FALLUJAH, Iraq -- Marines like Cpl. Daniel K. Jones from the 1st Battalion, 6th Marine Regiment’s Headquarters and Service Company travel once a week to the infantry Marines’ bases throughout Fallujah to offer their services.
Upon reaching each base, the small arms technician fixes the infantry companies’ weapons while Marines from several other trades render their services as well.
This is the basic premise behind the (executive officer) ‘XO’s Road Show,’ a convoy comprised of H&S personnel that travel to visit their infantry brethren throughout the city weekly.
“Here on the XO’s Road Show, I inspect weapons and repair whatever’s unserviceable,” explained Jones, a 23-year-old Mt. Gilead, Ohio native.
The 2000 Mt. Gilead High School graduate is only one of the H&S Marines supporting the infantry companies, though. Administrative experts, medical personnel, and operations and intelligence analysts support the convoy as well.
“This is a one-stop shop,” stated Maj.

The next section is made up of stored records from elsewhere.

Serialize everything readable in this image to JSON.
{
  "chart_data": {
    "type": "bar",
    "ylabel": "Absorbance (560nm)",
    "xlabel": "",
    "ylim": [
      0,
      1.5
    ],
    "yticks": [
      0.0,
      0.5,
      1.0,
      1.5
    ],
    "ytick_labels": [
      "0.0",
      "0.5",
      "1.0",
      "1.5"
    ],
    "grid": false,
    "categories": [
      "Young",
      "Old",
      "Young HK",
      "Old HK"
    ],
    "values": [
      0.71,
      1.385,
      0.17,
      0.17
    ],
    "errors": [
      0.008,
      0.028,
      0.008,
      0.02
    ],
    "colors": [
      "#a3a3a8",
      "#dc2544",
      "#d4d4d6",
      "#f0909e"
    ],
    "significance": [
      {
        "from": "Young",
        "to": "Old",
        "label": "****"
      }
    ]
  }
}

Brian S. Christmas, 1st Battalion, 6th Marine Regiment’s executive officer and the person for whom the ‘XO Road Show’ is named. “It provides immediate attention and assistance to just about any existing problem. More importantly, it gives the companies a chance, every five to seven days, to step back for a moment and look at their surroundings.
“Sustaining the force is a necessity,” Christmas continued. “If things like weapons, vehicles, gear and personnel aren’t combat ready, the unit isn’t combat ready. These things can sometimes be easy to overlook when you’re caught up in continuous operations.”

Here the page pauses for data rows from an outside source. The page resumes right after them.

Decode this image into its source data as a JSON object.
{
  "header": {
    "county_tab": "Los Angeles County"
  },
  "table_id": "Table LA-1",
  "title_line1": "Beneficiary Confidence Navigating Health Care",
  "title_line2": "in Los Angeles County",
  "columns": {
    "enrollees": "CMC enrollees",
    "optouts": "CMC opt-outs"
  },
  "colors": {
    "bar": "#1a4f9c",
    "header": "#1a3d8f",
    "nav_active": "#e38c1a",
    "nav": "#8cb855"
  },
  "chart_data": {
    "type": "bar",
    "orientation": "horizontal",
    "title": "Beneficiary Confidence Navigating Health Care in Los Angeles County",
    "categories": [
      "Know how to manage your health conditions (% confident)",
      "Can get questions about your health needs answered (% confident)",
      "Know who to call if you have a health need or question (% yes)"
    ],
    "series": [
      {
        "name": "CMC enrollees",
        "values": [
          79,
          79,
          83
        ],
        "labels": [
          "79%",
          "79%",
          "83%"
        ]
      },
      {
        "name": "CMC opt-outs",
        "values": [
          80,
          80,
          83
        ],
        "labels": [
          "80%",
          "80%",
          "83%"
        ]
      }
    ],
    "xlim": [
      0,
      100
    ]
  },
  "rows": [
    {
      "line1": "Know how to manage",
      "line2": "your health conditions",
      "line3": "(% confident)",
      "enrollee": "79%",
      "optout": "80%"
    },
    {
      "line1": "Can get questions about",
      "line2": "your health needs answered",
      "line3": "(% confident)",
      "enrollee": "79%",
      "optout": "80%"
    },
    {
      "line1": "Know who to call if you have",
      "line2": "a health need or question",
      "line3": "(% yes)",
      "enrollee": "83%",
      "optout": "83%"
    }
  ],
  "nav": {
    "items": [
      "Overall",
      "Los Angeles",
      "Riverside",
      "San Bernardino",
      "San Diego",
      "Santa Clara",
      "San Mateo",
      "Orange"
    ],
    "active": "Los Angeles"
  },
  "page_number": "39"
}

The infantry Marines’ combat readiness remains high however, because H&S Marines like Jones fix their broken optics, radios, and vehicles.
Additionally, Marines in the field can attend a weekly religious service, as the road show brings with it the battalion’s chaplain. The Marines can also speak to the chaplain and receive counsel.
Another road show service field Marines look forward to is the ‘exchange on wheels,’ a mini-store loaded into the back of a seven-ton truck.
“Anything we sell to the Marines back on the main camp, we try to bring out here,” explained Staff Sgt. Brian M. Bonk, an exchange manager with the 2nd Force Service Support Group. “Stuff like non-perishable food, health and hygiene items, and entertainment materials.”
“This service is excellent,” stated Lance Cpl. Jason S. Crowder, an H&S Company radio operator currently working with Company C. “We’re pretty much stuck down here, so it’s nice to have food and essentials brought out to us.”
The infantry Marines can withdraw money to make these purchases by cashing checks or taking directly from their paycheck. This is accomplished by working through a disbursing clerk, another asset on the road show.
Road show personnel also know that conditions in the field can often be less than sanitary. For this reason, medical personnel come along and conduct health and comfort inspections.
“The PMT (Preventive Medicine Technician, a medical specialist who inspects areas such as living quarters and dining facilities) takes a look at their living spaces and does insect control (by spraying insecticide),” explained Chief Petty Officer Nathan Whiddon, the battalion’s medical chief. “We give the companies tips on proper sanitation and disease prevention.”
Whiddon added that H&S medical staff also re-supply their line corpsmen and drop off training materials.
“We’re kind of like their S-1 (administration) shop. If the line corpsmen have any admin, pay or promotion issues, it’s our chance to take care of it.”
Perhaps as important as the unique service each Marine provides, is the new understanding the infantrymen garner about their headquarters counterparts.
“It shows them how much work H&S Marines do and how much support they provide,” Christmas stated. “It’s easy to overlook them and think that because they are not out on patrol that they are just sitting around doing nothing. The road show provides those Marines a firsthand look at what the H&S Company Marines are doing for them.”